Get one or several variables by specifying the value of an attribute
The variable names are not always standardized. For example, the longitude can be named: lon
, LON
, longitude
, łøñgitüdè
, ...
The solution implemented in the function varbyattrib
consists in searching for the variables that have specified value for a given attribute.
nclon = varbyattrib(ds, standard_name = "longitude");
will return the list of variables of the dataset ds
that have "longitude" as standard name. To directly load the data of the first variable with the attribute standard_name
equal to "longitude"
one can do the following:
data = varbyattrib(ds, standard_name = "longitude")[1][:]
As looking-up a variable by standard name is quite common, one can also use the @CF_str
macro and index the dataset using a string prefixed by CF
.
using NCDatasets: @CF_str
ds[CF"longitude"]
If multiple variables share the same standard name, such statements ds[CF"longitude"]
are ambiguous and an error is returned. This is typically the case for e.g. ocean models like ROMS where different variables (u, v and w velocity) are defined on different staggered grids (i.e. shifted by a half grid-cell from each other). To disambiguate, one can first index the dataset ds
with main data variable (e.g. vertical velocity) and then again extract the longitude associated to the data variable.
ds[CF"upward_sea_water_velocity"][CF"longitude"]
Such statement is no longer ambiguous as from the dimension names it is clear which longitude has to be accessed.

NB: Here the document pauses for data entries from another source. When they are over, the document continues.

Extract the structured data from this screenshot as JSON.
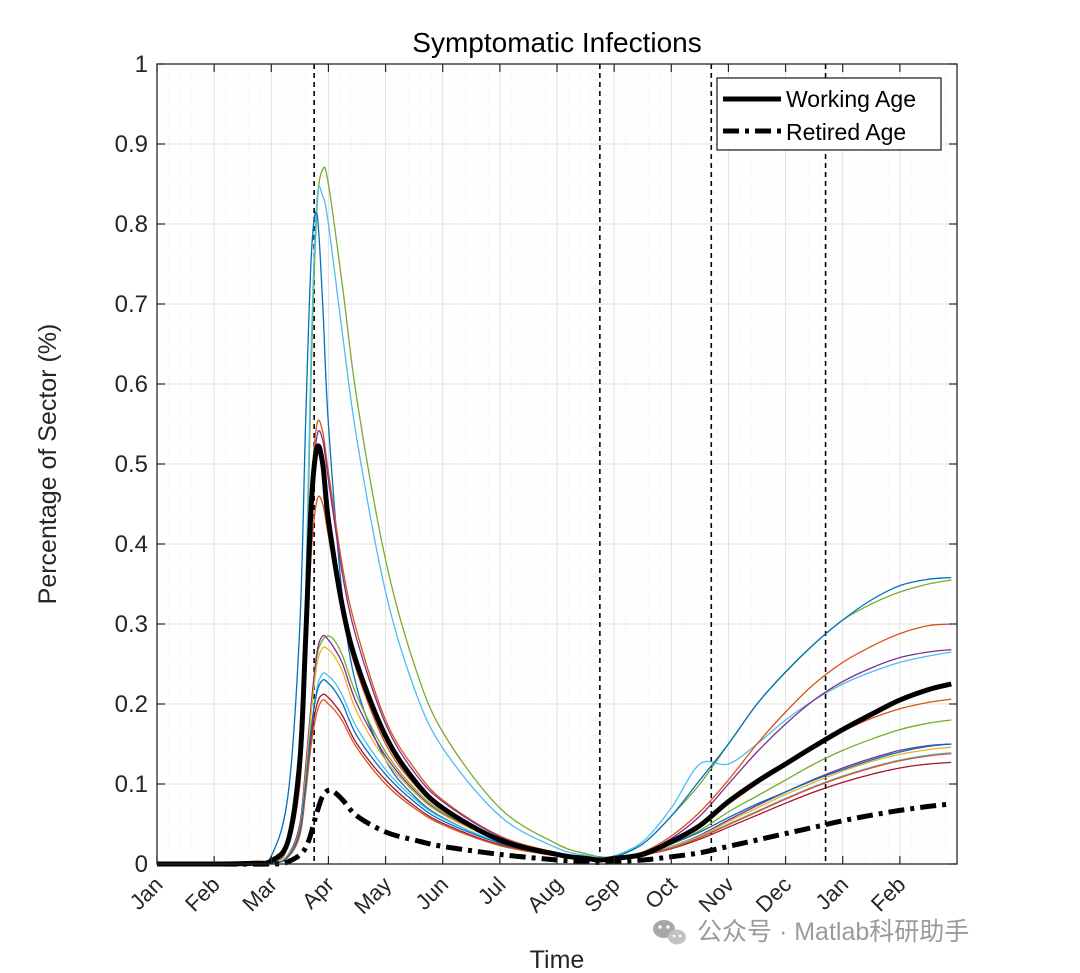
{
  "chart_data": {
    "type": "line",
    "title": "Symptomatic Infections",
    "xlabel": "Time",
    "ylabel": "Percentage of Sector (%)",
    "xlim": [
      0,
      14
    ],
    "ylim": [
      0,
      1
    ],
    "x_tick_values": [
      0,
      1,
      2,
      3,
      4,
      5,
      6,
      7,
      8,
      9,
      10,
      11,
      12,
      13
    ],
    "x_tick_labels": [
      "Jan",
      "Feb",
      "Mar",
      "Apr",
      "May",
      "Jun",
      "Jul",
      "Aug",
      "Sep",
      "Oct",
      "Nov",
      "Dec",
      "Jan",
      "Feb"
    ],
    "y_ticks": [
      0,
      0.1,
      0.2,
      0.3,
      0.4,
      0.5,
      0.6,
      0.7,
      0.8,
      0.9,
      1
    ],
    "y_tick_labels": [
      "0",
      "0.1",
      "0.2",
      "0.3",
      "0.4",
      "0.5",
      "0.6",
      "0.7",
      "0.8",
      "0.9",
      "1"
    ],
    "grid": "minor",
    "vertical_markers_x": [
      2.75,
      7.75,
      9.7,
      11.7
    ],
    "legend": {
      "position": "top-right",
      "entries": [
        {
          "label": "Working Age",
          "style": "solid"
        },
        {
          "label": "Retired Age",
          "style": "dash-dot"
        }
      ]
    },
    "series": [
      {
        "name": "Working Age",
        "color": "#000000",
        "style": "solid",
        "width": 5,
        "x": [
          0,
          1,
          1.7,
          2,
          2.3,
          2.5,
          2.6,
          2.7,
          2.8,
          2.9,
          3,
          3.25,
          3.5,
          4,
          4.5,
          5,
          6,
          7,
          7.5,
          7.75,
          8,
          8.5,
          9,
          9.5,
          10,
          10.5,
          11,
          11.5,
          12,
          12.5,
          13,
          13.5,
          13.9
        ],
        "y": [
          0,
          0,
          0.001,
          0.004,
          0.03,
          0.13,
          0.28,
          0.45,
          0.52,
          0.5,
          0.43,
          0.32,
          0.25,
          0.16,
          0.105,
          0.07,
          0.03,
          0.012,
          0.007,
          0.005,
          0.007,
          0.012,
          0.028,
          0.048,
          0.078,
          0.103,
          0.125,
          0.147,
          0.168,
          0.187,
          0.205,
          0.218,
          0.225
        ]
      },
      {
        "name": "Retired Age",
        "color": "#000000",
        "style": "dash-dot",
        "width": 5,
        "x": [
          0,
          1,
          2,
          2.3,
          2.6,
          2.8,
          2.9,
          3,
          3.1,
          3.25,
          3.5,
          4,
          4.5,
          5,
          6,
          7,
          7.5,
          7.75,
          8,
          8.5,
          9,
          9.5,
          10,
          10.5,
          11,
          11.5,
          12,
          12.5,
          13,
          13.5,
          13.9
        ],
        "y": [
          0,
          0,
          0,
          0.003,
          0.02,
          0.065,
          0.085,
          0.092,
          0.09,
          0.08,
          0.06,
          0.04,
          0.03,
          0.022,
          0.012,
          0.005,
          0.003,
          0.002,
          0.003,
          0.005,
          0.009,
          0.014,
          0.022,
          0.03,
          0.038,
          0.046,
          0.054,
          0.061,
          0.067,
          0.072,
          0.075
        ]
      },
      {
        "name": "sector-green-high",
        "color": "#77AC30",
        "style": "solid",
        "width": 1.3,
        "x": [
          0,
          1,
          2,
          2.3,
          2.5,
          2.6,
          2.7,
          2.8,
          2.9,
          3,
          3.25,
          3.5,
          4,
          4.5,
          5,
          6,
          7,
          7.5,
          7.75,
          8,
          8.5,
          9,
          9.5,
          10,
          10.5,
          11,
          11.5,
          12,
          12.5,
          13,
          13.5,
          13.9
        ],
        "y": [
          0,
          0,
          0.002,
          0.025,
          0.12,
          0.3,
          0.62,
          0.82,
          0.868,
          0.85,
          0.72,
          0.58,
          0.38,
          0.25,
          0.165,
          0.07,
          0.025,
          0.013,
          0.009,
          0.01,
          0.025,
          0.06,
          0.1,
          0.15,
          0.2,
          0.24,
          0.275,
          0.305,
          0.325,
          0.34,
          0.35,
          0.355
        ]
      },
      {
        "name": "sector-cyan-high",
        "color": "#4DBEEE",
        "style": "solid",
        "width": 1.3,
        "x": [
          0,
          1,
          2,
          2.3,
          2.5,
          2.6,
          2.7,
          2.8,
          2.9,
          3,
          3.25,
          3.5,
          4,
          4.5,
          5,
          6,
          7,
          7.5,
          7.75,
          8,
          8.5,
          9,
          9.5,
          10,
          10.5,
          11,
          11.5,
          12,
          12.5,
          13,
          13.5,
          13.9
        ],
        "y": [
          0,
          0,
          0.002,
          0.03,
          0.14,
          0.33,
          0.65,
          0.83,
          0.835,
          0.8,
          0.66,
          0.53,
          0.34,
          0.22,
          0.145,
          0.06,
          0.02,
          0.011,
          0.008,
          0.01,
          0.028,
          0.07,
          0.125,
          0.125,
          0.15,
          0.18,
          0.205,
          0.225,
          0.24,
          0.252,
          0.26,
          0.265
        ]
      },
      {
        "name": "sector-blue-high",
        "color": "#0072BD",
        "style": "solid",
        "width": 1.3,
        "x": [
          0,
          1,
          1.7,
          2,
          2.3,
          2.5,
          2.6,
          2.7,
          2.8,
          2.9,
          3,
          3.25,
          3.5,
          4,
          4.5,
          5,
          6,
          7,
          7.5,
          7.75,
          8,
          8.5,
          9,
          9.5,
          10,
          10.5,
          11,
          11.5,
          12,
          12.5,
          13,
          13.5,
          13.9
        ],
        "y": [
          0,
          0,
          0.001,
          0.01,
          0.09,
          0.3,
          0.55,
          0.76,
          0.812,
          0.7,
          0.55,
          0.33,
          0.22,
          0.13,
          0.085,
          0.058,
          0.026,
          0.01,
          0.006,
          0.005,
          0.008,
          0.025,
          0.06,
          0.105,
          0.15,
          0.2,
          0.24,
          0.275,
          0.305,
          0.33,
          0.348,
          0.356,
          0.358
        ]
      },
      {
        "name": "sector-orange-a",
        "color": "#D95319",
        "style": "solid",
        "width": 1.3,
        "x": [
          0,
          1,
          2,
          2.3,
          2.5,
          2.6,
          2.7,
          2.8,
          2.9,
          3,
          3.25,
          3.5,
          4,
          4.5,
          5,
          6,
          7,
          7.5,
          7.75,
          8,
          8.5,
          9,
          9.5,
          10,
          10.5,
          11,
          11.5,
          12,
          12.5,
          13,
          13.5,
          13.9
        ],
        "y": [
          0,
          0,
          0.002,
          0.03,
          0.13,
          0.3,
          0.47,
          0.55,
          0.54,
          0.49,
          0.37,
          0.29,
          0.18,
          0.12,
          0.08,
          0.035,
          0.014,
          0.008,
          0.006,
          0.008,
          0.015,
          0.035,
          0.065,
          0.105,
          0.15,
          0.19,
          0.225,
          0.252,
          0.272,
          0.288,
          0.298,
          0.3
        ]
      },
      {
        "name": "sector-purple-a",
        "color": "#7E2F8E",
        "style": "solid",
        "width": 1.3,
        "x": [
          0,
          1,
          2,
          2.3,
          2.5,
          2.6,
          2.7,
          2.8,
          2.9,
          3,
          3.25,
          3.5,
          4,
          4.5,
          5,
          6,
          7,
          7.5,
          7.75,
          8,
          8.5,
          9,
          9.5,
          10,
          10.5,
          11,
          11.5,
          12,
          12.5,
          13,
          13.5,
          13.9
        ],
        "y": [
          0,
          0,
          0.002,
          0.03,
          0.12,
          0.28,
          0.45,
          0.535,
          0.53,
          0.48,
          0.36,
          0.28,
          0.175,
          0.115,
          0.078,
          0.034,
          0.013,
          0.007,
          0.005,
          0.007,
          0.014,
          0.032,
          0.06,
          0.1,
          0.14,
          0.175,
          0.205,
          0.228,
          0.245,
          0.258,
          0.265,
          0.268
        ]
      },
      {
        "name": "sector-orange-b",
        "color": "#D95319",
        "style": "solid",
        "width": 1.3,
        "x": [
          0,
          1,
          2,
          2.3,
          2.5,
          2.6,
          2.7,
          2.8,
          2.9,
          3,
          3.25,
          3.5,
          4,
          4.5,
          5,
          6,
          7,
          7.5,
          7.75,
          8,
          8.5,
          9,
          9.5,
          10,
          10.5,
          11,
          11.5,
          12,
          12.5,
          13,
          13.5,
          13.9
        ],
        "y": [
          0,
          0,
          0.002,
          0.025,
          0.1,
          0.24,
          0.39,
          0.455,
          0.45,
          0.41,
          0.31,
          0.24,
          0.15,
          0.1,
          0.068,
          0.03,
          0.012,
          0.007,
          0.005,
          0.007,
          0.012,
          0.026,
          0.048,
          0.075,
          0.1,
          0.125,
          0.148,
          0.166,
          0.182,
          0.194,
          0.202,
          0.206
        ]
      },
      {
        "name": "sector-olive-a",
        "color": "#77AC30",
        "style": "solid",
        "width": 1.3,
        "x": [
          0,
          1,
          2,
          2.3,
          2.5,
          2.6,
          2.7,
          2.8,
          2.9,
          3,
          3.1,
          3.25,
          3.5,
          4,
          4.5,
          5,
          6,
          7,
          7.5,
          7.75,
          8,
          8.5,
          9,
          9.5,
          10,
          10.5,
          11,
          11.5,
          12,
          12.5,
          13,
          13.5,
          13.9
        ],
        "y": [
          0,
          0,
          0.001,
          0.012,
          0.05,
          0.12,
          0.2,
          0.26,
          0.28,
          0.285,
          0.28,
          0.26,
          0.21,
          0.14,
          0.095,
          0.065,
          0.03,
          0.012,
          0.007,
          0.005,
          0.007,
          0.013,
          0.025,
          0.042,
          0.065,
          0.085,
          0.105,
          0.125,
          0.142,
          0.156,
          0.168,
          0.176,
          0.18
        ]
      },
      {
        "name": "sector-purple-b",
        "color": "#7E2F8E",
        "style": "solid",
        "width": 1.3,
        "x": [
          0,
          1,
          2,
          2.3,
          2.5,
          2.6,
          2.7,
          2.8,
          2.9,
          3,
          3.1,
          3.25,
          3.5,
          4,
          4.5,
          5,
          6,
          7,
          7.5,
          7.75,
          8,
          8.5,
          9,
          9.5,
          10,
          10.5,
          11,
          11.5,
          12,
          12.5,
          13,
          13.5,
          13.9
        ],
        "y": [
          0,
          0,
          0.001,
          0.012,
          0.05,
          0.12,
          0.2,
          0.265,
          0.285,
          0.28,
          0.27,
          0.25,
          0.2,
          0.135,
          0.092,
          0.063,
          0.03,
          0.012,
          0.007,
          0.005,
          0.007,
          0.012,
          0.022,
          0.036,
          0.055,
          0.073,
          0.09,
          0.106,
          0.12,
          0.132,
          0.142,
          0.148,
          0.15
        ]
      },
      {
        "name": "sector-yellow-a",
        "color": "#EDB120",
        "style": "solid",
        "width": 1.3,
        "x": [
          0,
          1,
          2,
          2.3,
          2.5,
          2.6,
          2.7,
          2.8,
          2.9,
          3,
          3.1,
          3.25,
          3.5,
          4,
          4.5,
          5,
          6,
          7,
          7.5,
          7.75,
          8,
          8.5,
          9,
          9.5,
          10,
          10.5,
          11,
          11.5,
          12,
          12.5,
          13,
          13.5,
          13.9
        ],
        "y": [
          0,
          0,
          0.001,
          0.011,
          0.045,
          0.11,
          0.19,
          0.25,
          0.27,
          0.268,
          0.26,
          0.24,
          0.19,
          0.13,
          0.09,
          0.062,
          0.029,
          0.012,
          0.007,
          0.005,
          0.007,
          0.012,
          0.022,
          0.035,
          0.053,
          0.07,
          0.087,
          0.102,
          0.116,
          0.128,
          0.137,
          0.143,
          0.146
        ]
      },
      {
        "name": "sector-cyan-b",
        "color": "#4DBEEE",
        "style": "solid",
        "width": 1.3,
        "x": [
          0,
          1,
          2,
          2.3,
          2.5,
          2.6,
          2.7,
          2.8,
          2.9,
          3,
          3.1,
          3.25,
          3.5,
          4,
          4.5,
          5,
          6,
          7,
          7.5,
          7.75,
          8,
          8.5,
          9,
          9.5,
          10,
          10.5,
          11,
          11.5,
          12,
          12.5,
          13,
          13.5,
          13.9
        ],
        "y": [
          0,
          0,
          0.001,
          0.01,
          0.04,
          0.1,
          0.17,
          0.22,
          0.238,
          0.235,
          0.228,
          0.21,
          0.17,
          0.118,
          0.082,
          0.057,
          0.027,
          0.011,
          0.007,
          0.005,
          0.007,
          0.012,
          0.021,
          0.034,
          0.05,
          0.066,
          0.082,
          0.097,
          0.11,
          0.121,
          0.13,
          0.136,
          0.139
        ]
      },
      {
        "name": "sector-red-a",
        "color": "#A2142F",
        "style": "solid",
        "width": 1.3,
        "x": [
          0,
          1,
          2,
          2.3,
          2.5,
          2.6,
          2.7,
          2.8,
          2.9,
          3,
          3.1,
          3.25,
          3.5,
          4,
          4.5,
          5,
          6,
          7,
          7.5,
          7.75,
          8,
          8.5,
          9,
          9.5,
          10,
          10.5,
          11,
          11.5,
          12,
          12.5,
          13,
          13.5,
          13.9
        ],
        "y": [
          0,
          0,
          0.001,
          0.01,
          0.04,
          0.095,
          0.16,
          0.2,
          0.212,
          0.208,
          0.2,
          0.185,
          0.15,
          0.105,
          0.073,
          0.051,
          0.024,
          0.01,
          0.006,
          0.005,
          0.006,
          0.011,
          0.019,
          0.031,
          0.046,
          0.061,
          0.076,
          0.09,
          0.102,
          0.112,
          0.12,
          0.125,
          0.127
        ]
      },
      {
        "name": "sector-orange-c",
        "color": "#D95319",
        "style": "solid",
        "width": 1.3,
        "x": [
          0,
          1,
          2,
          2.3,
          2.5,
          2.6,
          2.7,
          2.8,
          2.9,
          3,
          3.1,
          3.25,
          3.5,
          4,
          4.5,
          5,
          6,
          7,
          7.5,
          7.75,
          8,
          8.5,
          9,
          9.5,
          10,
          10.5,
          11,
          11.5,
          12,
          12.5,
          13,
          13.5,
          13.9
        ],
        "y": [
          0,
          0,
          0.001,
          0.009,
          0.036,
          0.088,
          0.15,
          0.19,
          0.205,
          0.2,
          0.193,
          0.178,
          0.145,
          0.1,
          0.07,
          0.049,
          0.023,
          0.01,
          0.006,
          0.005,
          0.006,
          0.011,
          0.02,
          0.033,
          0.049,
          0.065,
          0.081,
          0.096,
          0.109,
          0.12,
          0.129,
          0.135,
          0.138
        ]
      },
      {
        "name": "sector-blue-b",
        "color": "#0072BD",
        "style": "solid",
        "width": 1.3,
        "x": [
          0,
          1,
          2,
          2.3,
          2.5,
          2.6,
          2.7,
          2.8,
          2.9,
          3,
          3.1,
          3.25,
          3.5,
          4,
          4.5,
          5,
          6,
          7,
          7.5,
          7.75,
          8,
          8.5,
          9,
          9.5,
          10,
          10.5,
          11,
          11.5,
          12,
          12.5,
          13,
          13.5,
          13.9
        ],
        "y": [
          0,
          0,
          0.001,
          0.01,
          0.042,
          0.1,
          0.17,
          0.215,
          0.23,
          0.226,
          0.218,
          0.2,
          0.16,
          0.112,
          0.078,
          0.054,
          0.026,
          0.011,
          0.006,
          0.005,
          0.007,
          0.013,
          0.025,
          0.04,
          0.058,
          0.075,
          0.09,
          0.105,
          0.118,
          0.13,
          0.14,
          0.147,
          0.15
        ]
      }
    ]
  },
  "watermark": {
    "icon": "wechat-icon",
    "text": "公众号 · Matlab科研助手"
  }
}
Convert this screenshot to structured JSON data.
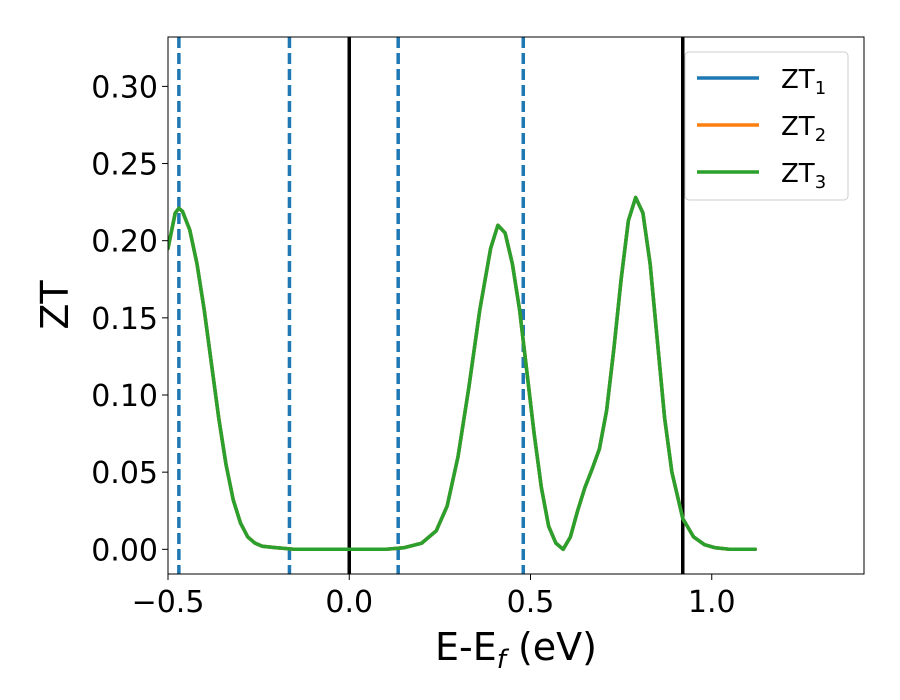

Load a file with unknown structure
If the structure of the netCDF file is not known before-hand, the program must check if a variable or attribute exists (with the haskey
function) before loading it or alternatively place the loading in a try
-catch
block. It is also possible to iterate over all variables or attributes (global attributes or variable attributes) in the same syntax as iterating over a dictionary. However, unlike Julia dictionaries, the order of the attributes and variables is preserved and presented as they are stored in the netCDF file.
# Open a file as read-only
ds = NCDataset("/tmp/test.nc","r")
# check if a file has a variable with a given name
if haskey(ds,"temperature")
println("The file has a variable 'temperature'")
end
# get a list of all variable names
@show keys(ds)
# iterate over all variables
for (varname,var) in ds
@show (varname,size(var))
end
# query size of a variable (without loading it)
v = ds["temperature"]
@show size(v)
# similar for global and variable attributes
if haskey(ds.attrib,"title")
println("The file has the global attribute 'title'")
end
# get an list of all attribute names
@show keys(ds.attrib)
# iterate over all attributes
for (attname,attval) in ds.attrib
@show (attname,attval)
end
# get the attribute "units" of the variable v
# but return the default value (here "adimensional")
# if the attribute does not exists
units = get(v,"units","adimensional")
close(ds)
API and semantic versioning
The package aims to following semantic versioning. As in julia, what is considered as public API and covered by semantic versioning is what documented and not marked as experimental or internal.